PETILIA POLICASTRO – Quando i carabinieri suonavano il campanello all’ingresso della sede della Guardia medica della frazione Pagliarelle, non rispondeva nessuno. Non rispondeva nessuno neanche al telefono. Il presidio sanitario era deserto, con le luci spente e il portone sbarrato. Eppure sui registri ufficiali venivano annotate decine di visite mediche e una presenza continuativa.
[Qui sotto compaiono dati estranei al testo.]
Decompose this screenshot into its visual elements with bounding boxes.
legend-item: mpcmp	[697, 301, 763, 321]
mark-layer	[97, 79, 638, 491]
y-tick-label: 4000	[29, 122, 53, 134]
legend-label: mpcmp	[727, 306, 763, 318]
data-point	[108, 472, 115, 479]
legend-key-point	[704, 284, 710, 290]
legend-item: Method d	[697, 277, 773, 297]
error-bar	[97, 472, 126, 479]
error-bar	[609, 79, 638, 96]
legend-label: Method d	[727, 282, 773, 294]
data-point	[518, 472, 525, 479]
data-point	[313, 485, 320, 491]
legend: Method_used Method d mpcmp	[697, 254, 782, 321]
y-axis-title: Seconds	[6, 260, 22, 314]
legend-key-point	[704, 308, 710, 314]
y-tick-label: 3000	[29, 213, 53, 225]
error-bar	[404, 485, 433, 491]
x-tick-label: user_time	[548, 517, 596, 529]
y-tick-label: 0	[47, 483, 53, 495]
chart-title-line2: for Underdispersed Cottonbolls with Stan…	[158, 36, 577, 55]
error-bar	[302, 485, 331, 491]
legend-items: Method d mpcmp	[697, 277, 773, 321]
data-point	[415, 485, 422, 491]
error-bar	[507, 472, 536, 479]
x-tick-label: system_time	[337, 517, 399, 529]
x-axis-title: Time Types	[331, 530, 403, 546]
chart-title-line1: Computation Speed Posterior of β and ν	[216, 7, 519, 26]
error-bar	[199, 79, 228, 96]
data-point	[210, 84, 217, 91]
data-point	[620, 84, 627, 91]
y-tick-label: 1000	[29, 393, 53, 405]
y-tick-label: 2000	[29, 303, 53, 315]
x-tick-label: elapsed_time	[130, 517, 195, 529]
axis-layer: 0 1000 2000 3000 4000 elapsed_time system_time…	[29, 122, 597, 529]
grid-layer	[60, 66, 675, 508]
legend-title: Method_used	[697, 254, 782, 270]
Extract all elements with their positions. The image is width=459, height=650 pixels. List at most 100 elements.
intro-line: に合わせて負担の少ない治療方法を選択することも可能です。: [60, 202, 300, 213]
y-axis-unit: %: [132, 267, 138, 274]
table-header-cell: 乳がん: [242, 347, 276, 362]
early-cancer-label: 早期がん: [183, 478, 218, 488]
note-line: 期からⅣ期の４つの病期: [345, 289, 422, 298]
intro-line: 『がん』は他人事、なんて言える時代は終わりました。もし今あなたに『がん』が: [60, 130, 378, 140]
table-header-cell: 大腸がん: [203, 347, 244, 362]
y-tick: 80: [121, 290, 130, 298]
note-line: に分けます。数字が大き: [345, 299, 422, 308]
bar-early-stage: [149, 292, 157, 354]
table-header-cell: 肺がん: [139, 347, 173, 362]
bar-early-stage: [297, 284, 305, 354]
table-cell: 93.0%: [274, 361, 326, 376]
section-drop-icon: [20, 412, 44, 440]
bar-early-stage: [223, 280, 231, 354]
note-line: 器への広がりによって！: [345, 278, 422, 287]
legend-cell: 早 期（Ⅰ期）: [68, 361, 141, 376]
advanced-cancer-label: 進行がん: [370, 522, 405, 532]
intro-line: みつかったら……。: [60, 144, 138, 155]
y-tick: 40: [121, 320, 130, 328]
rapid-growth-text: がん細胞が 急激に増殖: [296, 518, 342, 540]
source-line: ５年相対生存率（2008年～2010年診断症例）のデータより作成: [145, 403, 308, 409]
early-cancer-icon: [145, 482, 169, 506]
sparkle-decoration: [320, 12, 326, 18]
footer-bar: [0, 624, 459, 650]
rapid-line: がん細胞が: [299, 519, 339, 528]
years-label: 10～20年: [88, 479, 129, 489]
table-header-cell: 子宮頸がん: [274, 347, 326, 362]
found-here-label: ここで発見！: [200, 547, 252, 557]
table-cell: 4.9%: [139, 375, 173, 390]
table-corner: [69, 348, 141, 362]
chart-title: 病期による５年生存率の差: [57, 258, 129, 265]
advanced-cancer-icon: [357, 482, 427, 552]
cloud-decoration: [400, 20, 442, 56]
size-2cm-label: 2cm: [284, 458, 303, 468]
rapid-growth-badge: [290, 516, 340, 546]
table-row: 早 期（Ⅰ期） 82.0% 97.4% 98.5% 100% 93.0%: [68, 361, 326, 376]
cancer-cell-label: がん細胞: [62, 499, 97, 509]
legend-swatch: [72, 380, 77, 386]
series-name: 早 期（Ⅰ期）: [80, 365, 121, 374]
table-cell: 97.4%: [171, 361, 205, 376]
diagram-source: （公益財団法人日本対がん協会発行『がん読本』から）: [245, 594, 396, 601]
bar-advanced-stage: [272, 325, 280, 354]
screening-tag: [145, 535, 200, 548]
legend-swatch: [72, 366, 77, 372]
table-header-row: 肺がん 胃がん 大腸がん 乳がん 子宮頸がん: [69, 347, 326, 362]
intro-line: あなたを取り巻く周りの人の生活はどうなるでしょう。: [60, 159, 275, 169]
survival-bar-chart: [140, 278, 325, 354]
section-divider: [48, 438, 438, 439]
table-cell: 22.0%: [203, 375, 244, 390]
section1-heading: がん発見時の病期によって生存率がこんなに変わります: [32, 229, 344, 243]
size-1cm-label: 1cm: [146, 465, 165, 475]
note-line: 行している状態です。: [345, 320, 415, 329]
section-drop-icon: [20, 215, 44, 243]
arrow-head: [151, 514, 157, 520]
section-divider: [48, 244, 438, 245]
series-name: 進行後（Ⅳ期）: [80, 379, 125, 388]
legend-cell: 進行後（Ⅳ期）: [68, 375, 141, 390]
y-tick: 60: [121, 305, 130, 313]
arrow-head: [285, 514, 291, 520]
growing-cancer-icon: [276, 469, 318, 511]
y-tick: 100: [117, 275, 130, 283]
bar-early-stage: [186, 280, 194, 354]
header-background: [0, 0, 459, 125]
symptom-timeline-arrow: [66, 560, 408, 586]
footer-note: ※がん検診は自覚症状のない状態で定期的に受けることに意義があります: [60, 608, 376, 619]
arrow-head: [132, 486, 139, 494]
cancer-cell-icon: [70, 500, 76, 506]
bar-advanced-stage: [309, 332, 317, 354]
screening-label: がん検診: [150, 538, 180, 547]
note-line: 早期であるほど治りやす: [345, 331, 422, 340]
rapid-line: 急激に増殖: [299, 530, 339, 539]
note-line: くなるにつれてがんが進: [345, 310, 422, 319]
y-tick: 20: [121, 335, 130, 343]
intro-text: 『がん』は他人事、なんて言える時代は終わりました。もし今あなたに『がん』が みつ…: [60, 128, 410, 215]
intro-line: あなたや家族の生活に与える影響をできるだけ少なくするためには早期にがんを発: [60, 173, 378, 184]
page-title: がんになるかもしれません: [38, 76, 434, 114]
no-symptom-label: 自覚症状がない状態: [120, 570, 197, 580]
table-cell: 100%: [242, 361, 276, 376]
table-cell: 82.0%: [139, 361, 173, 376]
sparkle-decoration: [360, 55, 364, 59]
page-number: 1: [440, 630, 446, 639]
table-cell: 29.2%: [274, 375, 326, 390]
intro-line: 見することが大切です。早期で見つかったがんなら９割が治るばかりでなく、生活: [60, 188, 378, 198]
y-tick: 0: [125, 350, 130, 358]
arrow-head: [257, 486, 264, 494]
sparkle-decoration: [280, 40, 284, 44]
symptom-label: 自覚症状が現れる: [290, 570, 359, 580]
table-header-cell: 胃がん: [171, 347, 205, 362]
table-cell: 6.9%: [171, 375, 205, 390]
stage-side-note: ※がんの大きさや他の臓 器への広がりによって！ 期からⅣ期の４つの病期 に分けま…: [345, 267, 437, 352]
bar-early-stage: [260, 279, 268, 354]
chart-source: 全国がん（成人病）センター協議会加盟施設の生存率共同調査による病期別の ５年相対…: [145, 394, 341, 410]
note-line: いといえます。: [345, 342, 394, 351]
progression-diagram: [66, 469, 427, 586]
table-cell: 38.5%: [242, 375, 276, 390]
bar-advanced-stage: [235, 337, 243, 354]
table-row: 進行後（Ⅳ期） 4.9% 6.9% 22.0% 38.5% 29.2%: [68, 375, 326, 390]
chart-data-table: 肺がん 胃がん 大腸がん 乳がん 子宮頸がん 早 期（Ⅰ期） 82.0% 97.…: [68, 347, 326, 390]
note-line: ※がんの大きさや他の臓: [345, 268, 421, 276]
È il desolante scenario emerso dall’indagine condotta dai carabinieri della Stazione di Petilia Policastro, che ha travolto la dottoressa Annalisa Francolino, originaria di Sant’Onofrio, nel Vibonese.

Le accuse

La gip del Tribunale di Crotone Assunta Palumbo ha firmato nei suoi confronti una misura cautelare severa. L’interdizione dall’esercizio del servizio medico dipendente presso il Servizio sanitario nazionale per la durata di un anno. Le accuse contestate dal procuratore di Crotone, Domenico Guarascio, e dal sostituto Matteo Staccini vanno dalle false attestazioni della presenza alla truffa aggravata ai danni dell’Asp fino all’interruzione di pubblico servizio.